No data is better than bad data. I am not sure if this is a quotation from a known person (definitely not Albert Einstein, nor Peter Drucker), however, I like this saying. Besides, there is a lot of truth in it. From bad data comes bad decisions. And if there is no data, decisions are not based on data (gut feeling anybody?). Taking care of data quality is the next step to leveraging the usefulness of your BIM project data.

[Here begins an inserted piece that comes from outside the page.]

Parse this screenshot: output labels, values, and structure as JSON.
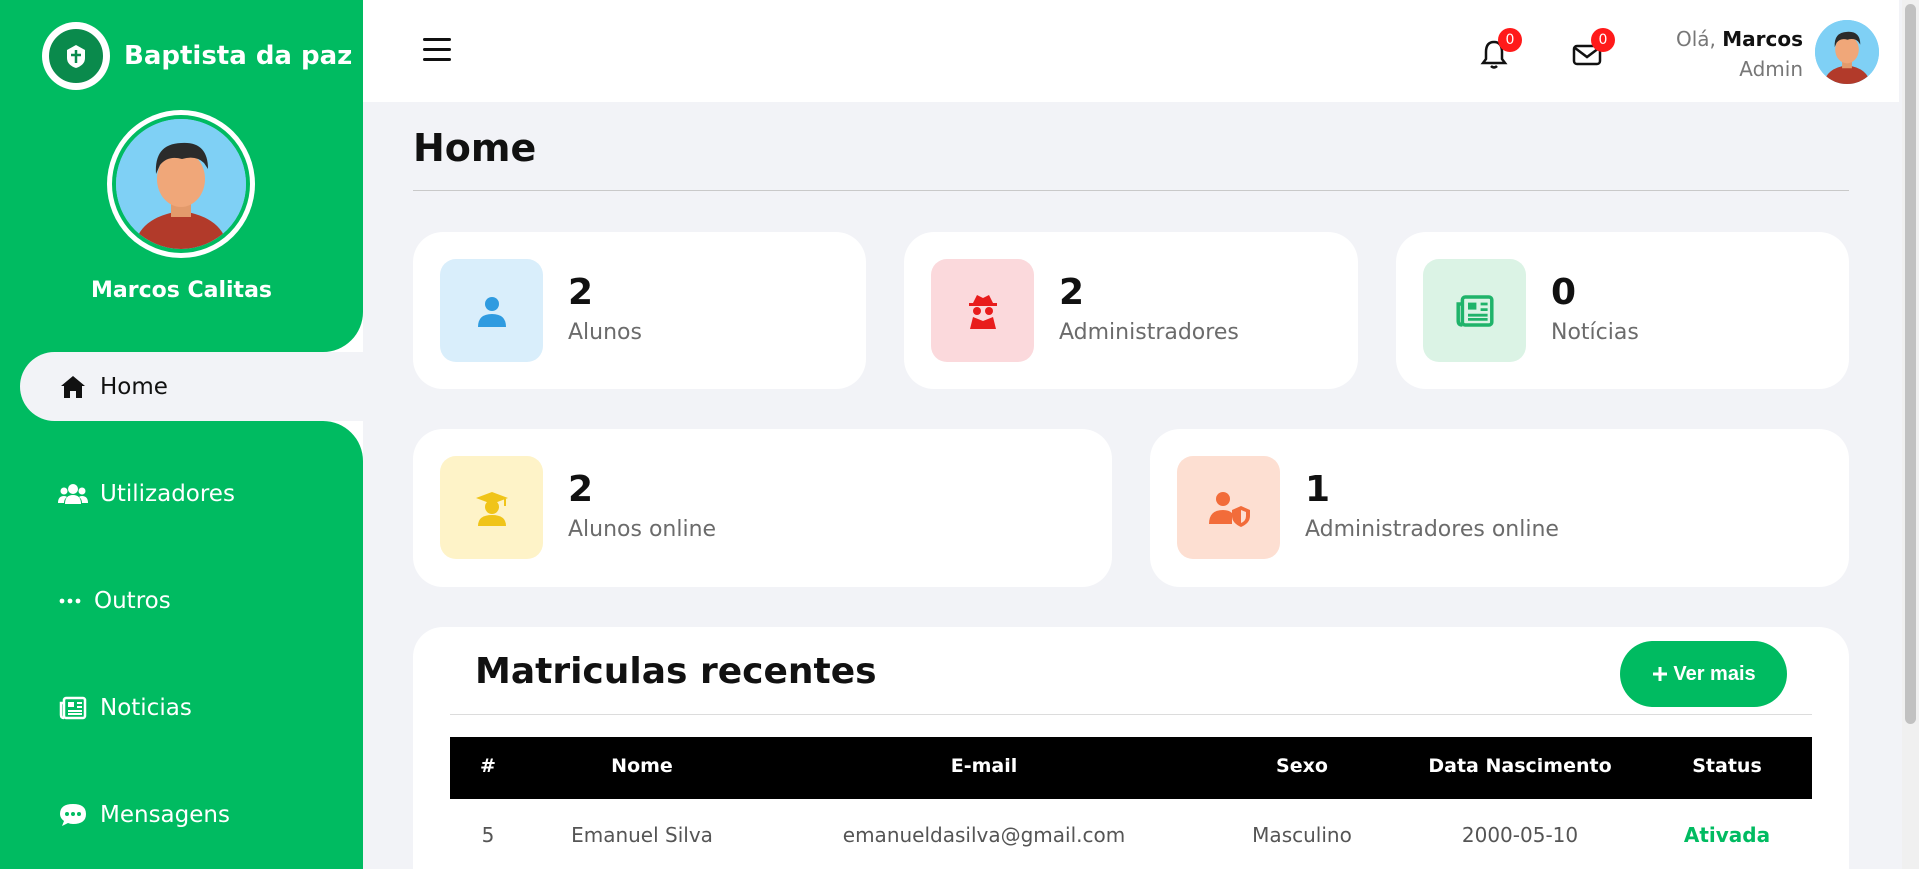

I have already told you a lot about data itself (what it is and what data types we have) I’ve also many times mentioned how important good quality data is. But what defines data quality? How to measure it in order to know if the quality is good or not? Why is that even important? I will answer these questions in the following article.
Table of Contents
What is data quality? Data quality attributes
Yet again, let us start with the basics: what is data quality and what does it mean to have good quality data?
Data quality points us to the level to which extent data represents its purpose. In other words:
- We have business goals. They might be different: to represent reality, to make decisions based on gathered data or to solve given business tasks.
- We collect related data.
- We make business decisions that are determined by collected data.
Data quality describes how reliable the collected data is.
To be able to state if the data is good or bad we have to first make measurements and constitute their quality. We measure each of the following attributes:
- Consistency
- Accuracy
- Completeness
- Format
- Uniqueness
- Timeliness.
Let me describe each of them and give examples for better understanding.
Consistency
Consistency measures whether each occurrence of a data point in all sources exists and is the same. Consistent data for room number means the same number in all places: the model, room program spreadsheet and Facility Management software.
This is an essential measure if the project uses multiple data storage. For every data point, we have to establish which storage is the source of truth and communicate it throughout the project. To put it another way, the source of truth is the data master. In case of discrepancies, the source of truth overwrites any other storage with its value.
The metric to evaluate this attribute is the number of inconsistencies.
Room Number example:
Source | Consistent data | Inconsistent |
---|---|---|
Room program database | AA.1023 | AA.1023 |
Arch. Model | AA.1023 | AA 1023 |
MEP Model | AA.1023 | 1023 |
FM database | AA.1023 | AA.1023 |
Unique coding (TFM) example:
Source | Consistent data | Inconsistent |
---|---|---|
Revit family | -SQZ.231 | -SQZ.200 |
TFM database | -SQZ.231 | -SQZ.231 |
FM database | -SQZ.231 | SQZ.231 |
Accuracy
Accuracy checks if the data used in the data model reflects reality. In other words, these measures check for correct and incorrect values. If an object is marked as “Load-bearing” but it is a 10 cm plasterboard interior wall, you know that this data point is inaccurate. Often this is about spelling errors that makes data inaccurate.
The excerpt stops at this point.